"Keşke hayatta her şey siyah ya da beyaz kadar keskin ve açık olarak belirlenebilse." Agatha Christie
*Mesleği ile ailesi arasında yaşayan ama aldığı cezalar nedeniyle asla yükselemeyen; ona göre, herşeyi, kuralına uygun oynadığını savunan, zanlıların İzmir belası diye dillendirdikleri bir Başkomiser... Emir Karataş
*2012'de Afyonkarahisar sokaklarından, ödül gibi yere, İzmir'e sürülen; hırçınlığı, soğukkanlılığı, hızlı kararları ve zekasıyla İzmir asayiş şubede göz dolduran, soyadı gibi herşeyin üstesinden gelen bir komiser, namı diğer Arıza.. Yunus Aşar
*Polis babası gözü önünde şehit edildi. Doktorluk hayalinden vazgeçti. Emir Başkomiser'in psikolojisini en iyi anlayan manevi kızı ve aynı zamanda İzmir Cinayet büronun bilişim uzmanı, komiser.. Ebru Simav
*İzmir adli tıp, onun ismiyle yankılanır. Çünkü iki kriminal vaka tezi yayınladı. Olay yerine ilk varan ve son ayrılandır. Çok ceset gördüğü için soğukkanlılık günlük hayatına yansımıştır. Hızlı kararları, keskin zekasıyla Oyi ekipleri aralarında bu komisere Karadul derler.. Sinem Güçlü
*Karabağlar'da göreve başladı. Macit Amir tarafından, Başkomiser Emir'in ekibine dahil edildi. Hızlı öğrenip, toplumda kaybolabilen bu komiser, Bukalemun lakabını sonuna kadar hak ediyor.. Rıza Batak
Bakalım Büro'da neler olacak?
YUKARIDA İSMİ GEÇEN ŞAHISLAR TAMAMEN HAYAL ÜRÜNÜDÜR.
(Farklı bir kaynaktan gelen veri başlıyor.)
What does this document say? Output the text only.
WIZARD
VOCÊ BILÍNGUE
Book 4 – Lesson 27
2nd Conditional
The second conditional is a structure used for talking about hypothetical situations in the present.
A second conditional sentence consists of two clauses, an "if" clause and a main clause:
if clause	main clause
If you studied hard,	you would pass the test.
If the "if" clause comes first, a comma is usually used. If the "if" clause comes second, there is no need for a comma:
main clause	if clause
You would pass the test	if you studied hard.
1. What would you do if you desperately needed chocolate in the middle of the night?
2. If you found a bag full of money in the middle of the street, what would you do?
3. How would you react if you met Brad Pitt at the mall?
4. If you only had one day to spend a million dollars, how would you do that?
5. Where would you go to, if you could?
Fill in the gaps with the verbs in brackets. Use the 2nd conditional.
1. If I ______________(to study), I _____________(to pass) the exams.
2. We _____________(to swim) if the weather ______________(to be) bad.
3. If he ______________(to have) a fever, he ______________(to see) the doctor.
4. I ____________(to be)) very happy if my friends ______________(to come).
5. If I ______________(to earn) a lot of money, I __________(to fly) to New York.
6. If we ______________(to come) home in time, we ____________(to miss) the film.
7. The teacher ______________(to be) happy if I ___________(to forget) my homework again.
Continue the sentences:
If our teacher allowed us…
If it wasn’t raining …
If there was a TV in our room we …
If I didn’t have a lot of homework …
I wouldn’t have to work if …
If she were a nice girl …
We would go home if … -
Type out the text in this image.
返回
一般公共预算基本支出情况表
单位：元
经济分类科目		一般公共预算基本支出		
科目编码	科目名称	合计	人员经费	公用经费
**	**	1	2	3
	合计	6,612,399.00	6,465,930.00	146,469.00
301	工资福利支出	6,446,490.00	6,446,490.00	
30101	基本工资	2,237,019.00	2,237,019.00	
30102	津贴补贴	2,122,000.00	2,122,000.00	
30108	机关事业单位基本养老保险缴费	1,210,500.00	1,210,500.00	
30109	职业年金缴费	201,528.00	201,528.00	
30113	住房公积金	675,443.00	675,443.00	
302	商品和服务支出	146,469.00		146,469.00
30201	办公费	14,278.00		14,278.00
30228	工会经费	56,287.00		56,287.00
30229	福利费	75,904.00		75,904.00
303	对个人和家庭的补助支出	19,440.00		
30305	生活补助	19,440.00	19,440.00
"Bana ocüymüş gibi bakmayı kes. İnsanım." Derin bir nefes aldıktan sonra dolunaya baktım. Bu gece beni aydınlatmak ona düşmüştü. "Ayrıca göbeğin sana pek yardımcı olmuyor. O ağaç senden birkaç beden daha küçük." Beklediğim gibi birkaç homurtu duyduğumda ağacın arkasına saklanan genç çocuk kendini açık etti. Titreyen bedenini gördüğümde sıkkın bir nefes bıraktım.
"Şu gözlerini çek üzerimden velet."dişlerimi sıkarak söylediklerim onu daha da korkutmuş gibi titremesi arttığında kendimden bir kez daha iğrendim. Üzerimde üniformam ile birçok çocuğun hayalini süslerken başka bir çocuğu benliğimle korkutuyordum.
"Korkacak bir şey yok. Bir tanıdık." Kaşlarımla arkamdaki mezarı işaret ettiğimde çocuk kalkan kaşları ile bana sanki bir hayaletmişim gibi bakmaya devam etti. "Ne var ulan?! Babamızın mezarına ziyarete geldik işte! Niye mezardaki benmişimde dirilmişim gibi bakıyorsun?"
Sağ elinin işaret parmağı titrek bir şekilde havalanıp arkamdaki açık mezarı işaret ettiğinde "Babanın mezarını mı kazdın yani?"diye sordu. Sanki çok normal bir şeymiş gibi sakince omuzlarımı silktim. "Senin mezarını mı kazmalıydım?"
"Hayır tabiki de!"diye cırladığında diğer eliyle hızlıca ağzına kapattı. "Abla Allah'ını kitabını seversen senin akşam akşam başka işin yok muydu ya?!"
"Niye lan? Bu akşam müsait değil miydi?"